Despite their importance in Alagóran superstition, both moons hold Agadese names and were dubbed during the Agadese Plenipotence. They had vernacular names beforehand, but few are remembered now, and none are names for Idē: Only Selas is mentioned by any culture before Middle Agadion. None mention the smaller moon at all. Speculation abounds on this linguistic and documentary gap: Some claim the Agadese did not perceive blue; that they were unable to see the moon. ‡ More realistic scholars posit that Idē was acquired by Selas some time during the Plenipotence; that it drifted through whatever composes the night’s black ocean and became enthralled. Wilder scholars suggest a similar variant, but claim that Idē is a manufactured product. A work of great sorcery. An ornament applied by a blue-loving culture to their favorite, winter moon.

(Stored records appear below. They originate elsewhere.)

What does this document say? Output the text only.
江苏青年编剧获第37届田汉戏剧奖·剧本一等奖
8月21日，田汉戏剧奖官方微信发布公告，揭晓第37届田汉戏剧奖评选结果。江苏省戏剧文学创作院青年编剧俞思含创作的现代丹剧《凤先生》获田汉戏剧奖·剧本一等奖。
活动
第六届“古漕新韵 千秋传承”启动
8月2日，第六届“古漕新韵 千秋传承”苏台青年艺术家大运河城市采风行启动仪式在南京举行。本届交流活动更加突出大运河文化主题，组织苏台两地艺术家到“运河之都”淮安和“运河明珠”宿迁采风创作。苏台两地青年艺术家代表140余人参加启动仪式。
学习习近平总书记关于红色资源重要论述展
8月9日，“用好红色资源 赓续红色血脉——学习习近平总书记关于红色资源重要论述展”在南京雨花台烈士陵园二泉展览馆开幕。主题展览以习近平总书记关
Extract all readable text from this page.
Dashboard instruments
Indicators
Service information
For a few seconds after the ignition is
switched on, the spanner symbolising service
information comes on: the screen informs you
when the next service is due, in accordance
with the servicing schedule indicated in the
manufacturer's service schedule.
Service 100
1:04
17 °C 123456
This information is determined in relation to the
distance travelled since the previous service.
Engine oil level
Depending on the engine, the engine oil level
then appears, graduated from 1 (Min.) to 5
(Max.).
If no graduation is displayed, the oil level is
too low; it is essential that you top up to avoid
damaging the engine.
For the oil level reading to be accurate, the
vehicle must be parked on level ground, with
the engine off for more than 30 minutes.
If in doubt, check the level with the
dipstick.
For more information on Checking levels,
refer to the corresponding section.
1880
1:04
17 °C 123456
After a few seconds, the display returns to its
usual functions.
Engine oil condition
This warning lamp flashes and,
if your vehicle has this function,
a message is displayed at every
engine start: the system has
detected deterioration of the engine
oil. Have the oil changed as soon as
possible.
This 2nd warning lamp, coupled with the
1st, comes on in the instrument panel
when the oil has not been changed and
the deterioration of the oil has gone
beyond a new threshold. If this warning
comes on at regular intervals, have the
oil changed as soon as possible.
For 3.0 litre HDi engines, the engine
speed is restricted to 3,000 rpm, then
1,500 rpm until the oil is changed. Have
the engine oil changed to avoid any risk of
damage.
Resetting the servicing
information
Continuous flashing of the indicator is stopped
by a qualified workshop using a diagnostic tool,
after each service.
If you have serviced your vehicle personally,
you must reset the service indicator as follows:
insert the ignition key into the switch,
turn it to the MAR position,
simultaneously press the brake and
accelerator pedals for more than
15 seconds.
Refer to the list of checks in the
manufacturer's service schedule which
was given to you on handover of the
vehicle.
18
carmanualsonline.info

Regardless of the smaller’s origin, Selas and Idē both are loved in modern times: They are cherished in Empereaux, where the Club Selascine—an à la mode social clique—reveres the winter moon and its daughter, using their seasonal appearance to time extravagant parties. Attendees of these soirées report the consumption of strange tinctures that make crystalline the darkness of the heavens, that the Imperial Princess of Empereaux is a presiding member, and that the winter moons make possible in their season the most wondrous of sorceries.
Note
Published on the occasion of the supermoon.
I will contribute more moon facts/edits to this at a later date.
Yes, the Emperoussin calendar is familiar.